What this means for Czech companies
Czech companies will, for now, feel these global trends more indirectly, but the impact on the local market will come faster than it might seem. Consulting branches of large firms like Accenture or Deloitte have a significant presence in the Czech Republic, and their business model based on AI implementation will come under increasing pressure.
At the same time, this means that Czech companies should start building their own AI competencies instead of relying exclusively on external consultants. If AI model implementation becomes a "commodity" delivered directly by the vendor, the role of the middleman will radically transform.
Also relevant for the Czech market is the fact that Anthropic's Claude supports Czech at a very good level and ChatGPT has been available in Czech for years. Companies thus have direct access to both technologies on which these joint ventures are built.
Broader context: The war for the enterprise market escalates
The joint ventures with private equity funds are just one of many fronts on which OpenAI and Anthropic are clashing. OpenAI recently partnered with Amazon Bedrock to expand the distribution of its models beyond the Microsoft ecosystem. Anthropic, in turn, launched Claude for lawyers with over 20 connectors and integration with Microsoft 365 and introduced financial agents targeting the banking sector.

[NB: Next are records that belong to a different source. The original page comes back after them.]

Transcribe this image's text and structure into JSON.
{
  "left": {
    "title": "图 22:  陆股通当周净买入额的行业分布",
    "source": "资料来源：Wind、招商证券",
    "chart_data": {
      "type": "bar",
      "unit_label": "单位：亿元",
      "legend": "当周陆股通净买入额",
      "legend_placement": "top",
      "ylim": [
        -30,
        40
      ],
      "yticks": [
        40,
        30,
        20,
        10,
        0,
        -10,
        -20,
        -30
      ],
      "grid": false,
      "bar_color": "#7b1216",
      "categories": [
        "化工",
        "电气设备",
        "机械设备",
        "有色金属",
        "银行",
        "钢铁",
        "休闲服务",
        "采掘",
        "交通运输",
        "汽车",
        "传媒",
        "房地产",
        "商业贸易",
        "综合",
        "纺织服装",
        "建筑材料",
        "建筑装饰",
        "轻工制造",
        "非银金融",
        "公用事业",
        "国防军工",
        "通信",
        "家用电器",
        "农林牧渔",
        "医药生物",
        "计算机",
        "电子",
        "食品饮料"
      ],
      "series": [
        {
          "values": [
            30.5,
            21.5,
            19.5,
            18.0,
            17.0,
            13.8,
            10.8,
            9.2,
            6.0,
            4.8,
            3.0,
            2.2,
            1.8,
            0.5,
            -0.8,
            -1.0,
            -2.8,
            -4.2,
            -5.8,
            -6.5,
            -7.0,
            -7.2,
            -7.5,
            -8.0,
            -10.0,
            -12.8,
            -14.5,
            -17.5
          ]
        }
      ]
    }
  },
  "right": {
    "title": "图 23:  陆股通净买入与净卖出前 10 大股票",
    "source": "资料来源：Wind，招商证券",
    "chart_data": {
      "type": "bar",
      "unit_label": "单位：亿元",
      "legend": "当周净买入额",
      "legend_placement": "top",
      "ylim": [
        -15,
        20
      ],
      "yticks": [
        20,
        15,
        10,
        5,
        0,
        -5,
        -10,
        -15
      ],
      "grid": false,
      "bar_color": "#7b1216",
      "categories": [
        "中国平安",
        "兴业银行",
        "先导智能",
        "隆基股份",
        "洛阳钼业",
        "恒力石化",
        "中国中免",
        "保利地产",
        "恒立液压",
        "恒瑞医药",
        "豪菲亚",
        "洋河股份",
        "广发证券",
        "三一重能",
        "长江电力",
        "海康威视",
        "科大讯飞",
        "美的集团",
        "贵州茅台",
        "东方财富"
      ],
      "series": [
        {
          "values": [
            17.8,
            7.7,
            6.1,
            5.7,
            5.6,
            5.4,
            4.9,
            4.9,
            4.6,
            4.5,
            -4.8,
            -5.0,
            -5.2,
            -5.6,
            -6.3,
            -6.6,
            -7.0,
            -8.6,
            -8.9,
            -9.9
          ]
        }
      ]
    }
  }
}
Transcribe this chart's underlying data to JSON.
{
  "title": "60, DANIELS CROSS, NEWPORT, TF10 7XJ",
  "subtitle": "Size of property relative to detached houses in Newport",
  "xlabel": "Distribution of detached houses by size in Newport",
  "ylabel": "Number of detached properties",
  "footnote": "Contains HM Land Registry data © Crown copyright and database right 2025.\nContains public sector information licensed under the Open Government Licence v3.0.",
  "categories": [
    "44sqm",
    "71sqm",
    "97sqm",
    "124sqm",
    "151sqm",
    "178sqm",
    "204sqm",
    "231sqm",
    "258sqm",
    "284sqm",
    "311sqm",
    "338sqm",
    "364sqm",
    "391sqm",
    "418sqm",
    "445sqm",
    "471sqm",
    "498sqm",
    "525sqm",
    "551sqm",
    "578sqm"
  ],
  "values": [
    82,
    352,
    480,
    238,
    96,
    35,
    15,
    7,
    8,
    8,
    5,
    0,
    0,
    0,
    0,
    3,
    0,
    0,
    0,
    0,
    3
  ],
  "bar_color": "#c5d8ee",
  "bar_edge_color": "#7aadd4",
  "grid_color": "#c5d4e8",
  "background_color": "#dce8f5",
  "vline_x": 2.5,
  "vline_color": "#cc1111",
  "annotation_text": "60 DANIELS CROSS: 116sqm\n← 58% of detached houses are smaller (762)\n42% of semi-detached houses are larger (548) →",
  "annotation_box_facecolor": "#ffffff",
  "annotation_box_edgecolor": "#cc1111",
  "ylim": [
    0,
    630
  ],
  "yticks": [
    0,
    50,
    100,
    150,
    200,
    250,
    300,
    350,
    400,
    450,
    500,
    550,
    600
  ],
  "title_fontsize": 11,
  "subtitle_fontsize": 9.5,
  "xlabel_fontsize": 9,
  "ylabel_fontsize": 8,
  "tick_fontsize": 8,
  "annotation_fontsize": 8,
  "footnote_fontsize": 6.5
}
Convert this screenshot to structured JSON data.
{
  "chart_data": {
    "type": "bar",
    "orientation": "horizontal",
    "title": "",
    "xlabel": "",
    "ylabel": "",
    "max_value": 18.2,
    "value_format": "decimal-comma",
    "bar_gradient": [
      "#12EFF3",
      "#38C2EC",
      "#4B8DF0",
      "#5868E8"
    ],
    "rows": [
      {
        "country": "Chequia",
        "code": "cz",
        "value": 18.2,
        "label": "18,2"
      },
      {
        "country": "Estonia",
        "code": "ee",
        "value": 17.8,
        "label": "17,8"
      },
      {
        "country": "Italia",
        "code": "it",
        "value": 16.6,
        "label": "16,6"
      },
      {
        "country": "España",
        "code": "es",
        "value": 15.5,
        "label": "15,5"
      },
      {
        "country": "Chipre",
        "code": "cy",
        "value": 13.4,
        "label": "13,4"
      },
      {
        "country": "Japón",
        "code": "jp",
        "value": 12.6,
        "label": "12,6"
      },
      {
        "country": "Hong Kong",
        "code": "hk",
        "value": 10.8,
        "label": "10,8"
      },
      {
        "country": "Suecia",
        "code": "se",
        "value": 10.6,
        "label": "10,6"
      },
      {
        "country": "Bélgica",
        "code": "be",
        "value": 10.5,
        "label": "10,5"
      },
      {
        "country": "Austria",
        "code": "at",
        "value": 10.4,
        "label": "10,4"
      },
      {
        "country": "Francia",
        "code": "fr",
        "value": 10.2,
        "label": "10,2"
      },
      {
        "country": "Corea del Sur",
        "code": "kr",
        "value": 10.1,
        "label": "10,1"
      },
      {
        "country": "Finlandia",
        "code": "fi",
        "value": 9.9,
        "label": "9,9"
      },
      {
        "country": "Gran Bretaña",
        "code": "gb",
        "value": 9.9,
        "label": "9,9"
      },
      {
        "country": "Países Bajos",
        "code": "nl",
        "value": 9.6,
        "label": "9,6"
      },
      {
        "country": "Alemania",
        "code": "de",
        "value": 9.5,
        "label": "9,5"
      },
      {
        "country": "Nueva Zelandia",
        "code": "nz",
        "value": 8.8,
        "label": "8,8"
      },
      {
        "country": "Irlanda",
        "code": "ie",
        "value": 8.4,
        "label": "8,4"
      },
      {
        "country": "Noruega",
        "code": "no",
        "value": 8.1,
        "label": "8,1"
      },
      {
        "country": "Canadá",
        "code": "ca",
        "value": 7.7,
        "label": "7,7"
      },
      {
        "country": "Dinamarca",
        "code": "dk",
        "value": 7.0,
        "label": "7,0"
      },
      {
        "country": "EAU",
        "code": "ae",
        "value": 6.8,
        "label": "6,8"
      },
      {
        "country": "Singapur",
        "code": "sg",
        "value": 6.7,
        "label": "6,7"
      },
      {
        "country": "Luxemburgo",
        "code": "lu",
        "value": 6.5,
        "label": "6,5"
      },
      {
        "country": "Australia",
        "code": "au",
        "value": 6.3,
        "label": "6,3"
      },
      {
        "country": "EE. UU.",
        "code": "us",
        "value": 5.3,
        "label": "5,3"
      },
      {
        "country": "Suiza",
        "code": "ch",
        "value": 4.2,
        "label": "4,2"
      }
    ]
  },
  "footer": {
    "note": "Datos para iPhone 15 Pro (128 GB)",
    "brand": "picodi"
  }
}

Both companies, according to market information, are preparing for an IPO as early as 2026, which makes their push to build stable and predictable revenue streams even more logical. After all, public market investors love recurring service revenue far more than volatile API revenue.
Why are OpenAI and Anthropic entering consulting at all when their core business is AI models?
The reason is the declining API market share and the easy substitutability of the models themselves. According to Menlo Ventures data, OpenAI's share of the enterprise API market dropped from 50% to 25% over 18 months. Services create deeper integration with the customer and significantly increase the switching costs to competitors. This is a strategic move from a product company to a platform.
What is the difference between OpenAI's and Anthropic's approach in these joint ventures?
OpenAI offers investors a guaranteed annual return of 17.5%, a bold commitment given the expected loss of $14 billion. Anthropic provides no such guarantee and relies on organic growth. The difference reflects distinct corporate cultures: OpenAI bets on rapid expansion, Anthropic on a more conservative, safety-oriented approach.
Will this trend affect smaller Czech companies as well?
Yes, although indirectly. Large consulting firms such as Accenture and Deloitte, which operate in the Czech Republic, will be under pressure to change their business model. For Czech companies, this means an opportunity to implement AI models directly — Claude and ChatGPT both support Czech and are available without intermediaries. The key will be to build internal AI competencies rather than relying exclusively on external providers.